10 “Instead, take the lowest place at the foot of the table. Then when your host sees you, he will come and say, ‘Friend, we have a better place for you!' Then you will be honored in front of all the other guests. 11 For those who exalt themselves will be humbled, and those who humble themselves will be exalted.”
Jesus's advice has a note of social strategy in it, but it also points to the goal of salvation. Epictetus's counsel does not rely on vindication in the afterlife but argues that the individual will be better off in this life without the entanglements that come from desiring status, fame, or glory.
Another cross-over is found in Enchiridion 33 (“Refuse to swear oaths, altogether if possible, or otherwise as circumstances allow.”) and Matthew 5 (“34 But I tell you, do not swear an oath at all: either by heaven, for it is God's throne; 35 or by the earth, for it is his footstool; or by Jerusalem, for it is the city of the Great King. 36 And do not swear by your head, for you cannot make even one hair white or black. 37 All you need to say is simply ‘Yes' or ‘No'; anything beyond this comes from the evil one.”)

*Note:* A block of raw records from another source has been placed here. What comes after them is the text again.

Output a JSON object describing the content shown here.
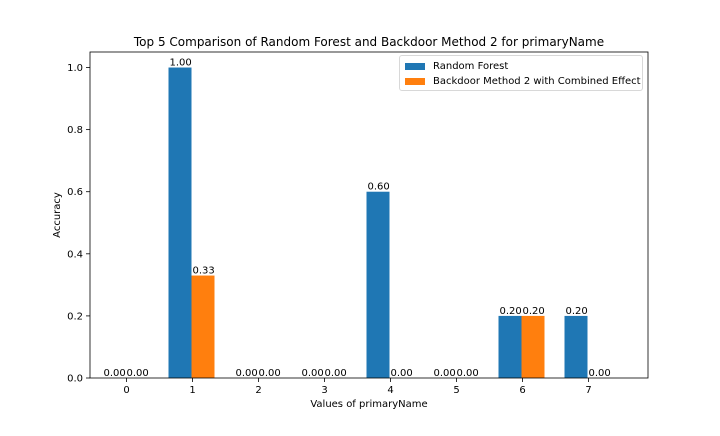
{
  "chart_data": {
    "type": "bar",
    "title": "Top 5 Comparison of Random Forest and Backdoor Method 2 for primaryName",
    "xlabel": "Values of primaryName",
    "ylabel": "Accuracy",
    "categories": [
      "0",
      "1",
      "2",
      "3",
      "4",
      "5",
      "6",
      "7"
    ],
    "ylim": [
      0,
      1.05
    ],
    "yticks": [
      0.0,
      0.2,
      0.4,
      0.6,
      0.8,
      1.0
    ],
    "ytick_labels": [
      "0.0",
      "0.2",
      "0.4",
      "0.6",
      "0.8",
      "1.0"
    ],
    "grid": false,
    "legend_position": "top-right",
    "series": [
      {
        "name": "Random Forest",
        "color": "#1f77b4",
        "values": [
          0.0,
          1.0,
          0.0,
          0.0,
          0.6,
          0.0,
          0.2,
          0.2
        ],
        "labels": [
          "0.00",
          "1.00",
          "0.00",
          "0.00",
          "0.60",
          "0.00",
          "0.20",
          "0.20"
        ]
      },
      {
        "name": "Backdoor Method 2 with Combined Effect",
        "color": "#ff7f0e",
        "values": [
          0.0,
          0.33,
          0.0,
          0.0,
          0.0,
          0.0,
          0.2,
          0.0
        ],
        "labels": [
          "0.00",
          "0.33",
          "0.00",
          "0.00",
          "0.00",
          "0.00",
          "0.20",
          "0.00"
        ]
      }
    ]
  }
}
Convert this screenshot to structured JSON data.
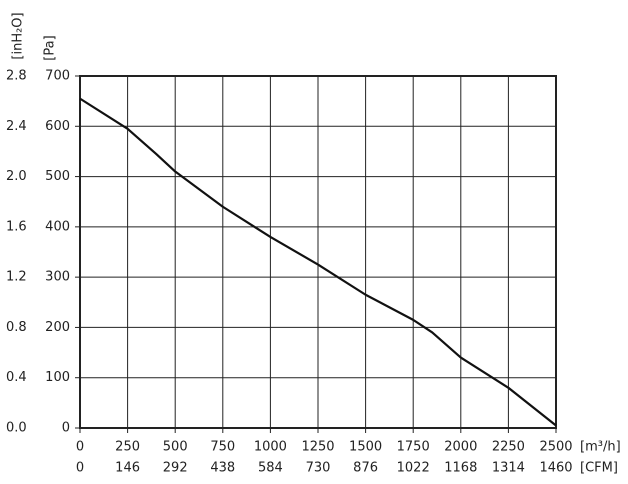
{
  "chart_data": {
    "type": "line",
    "x_label": "[m³/h]",
    "x2_label": "[CFM]",
    "y_label": "[Pa]",
    "y2_label": "[inH₂O]",
    "x": [
      0,
      250,
      400,
      500,
      750,
      1000,
      1250,
      1500,
      1750,
      1850,
      2000,
      2250,
      2500
    ],
    "values": [
      655,
      595,
      545,
      510,
      440,
      380,
      325,
      265,
      215,
      190,
      140,
      80,
      5
    ],
    "color": "#111111",
    "xlim": [
      0,
      2500
    ],
    "xticks": [
      0,
      250,
      500,
      750,
      1000,
      1250,
      1500,
      1750,
      2000,
      2250,
      2500
    ],
    "x2lim": [
      0,
      1460
    ],
    "x2ticks": [
      0,
      146,
      292,
      438,
      584,
      730,
      876,
      1022,
      1168,
      1314,
      1460
    ],
    "ylim": [
      0,
      700
    ],
    "yticks": [
      0,
      100,
      200,
      300,
      400,
      500,
      600,
      700
    ],
    "y2lim": [
      0,
      2.8
    ],
    "y2ticks": [
      {
        "value": 0,
        "label": "0.0"
      },
      0.4,
      0.8,
      1.2,
      1.6,
      {
        "value": 2,
        "label": "2.0"
      },
      2.4,
      2.8
    ],
    "grid": true
  }
}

Reading this as a Catholic, I was surprised at how much maps onto Christian doctrine. There is a difference, though, in that the Stoic philosophy, presented in the Enchiridion, does not mention God or an afterlife.
As a practical guide to living, the Encheiridion has a lot of merits. The counsel to use reason and reframe things in ways that do not engage the passions is good. It is always better to be charitable than not. I have offered Stoic advice to clients who want to escalate litigation into other venues and forums. A lot of client attention is drawn to how they are being treated by their opposing parties or counsel. My approach is usually to advise the client that engaging in retaliation or merely giving attention to the other side makes their life worse since they have no control over the other side.
Likewise, on the internet or in public engagements, a lot of effort is spent on controlling what other people think or what they say. Under Stoic principles, this effort is doomed to failure. The best way to approach the outrage that people claim to experience from alleged racism or homophobia would be for them to exercise control over their judgment and reactions. If fear of death can be overcome by indifference, then fear of homophobia and racism should be no problem.
Footnotes:
[1] His life spanned from the lives of St. Paul and the early Christian Church to the second generation of the Church, such as Ignatius of Antioch and Clement of Rome.
[2] Arrian is also famous for “The Anabasis of Alexander,” which is considered the best source on the campaigns of Alexander the Great.
[3] There is a hint of Krishna's discussion of duty with Arjuna in the Bhagavad Gita.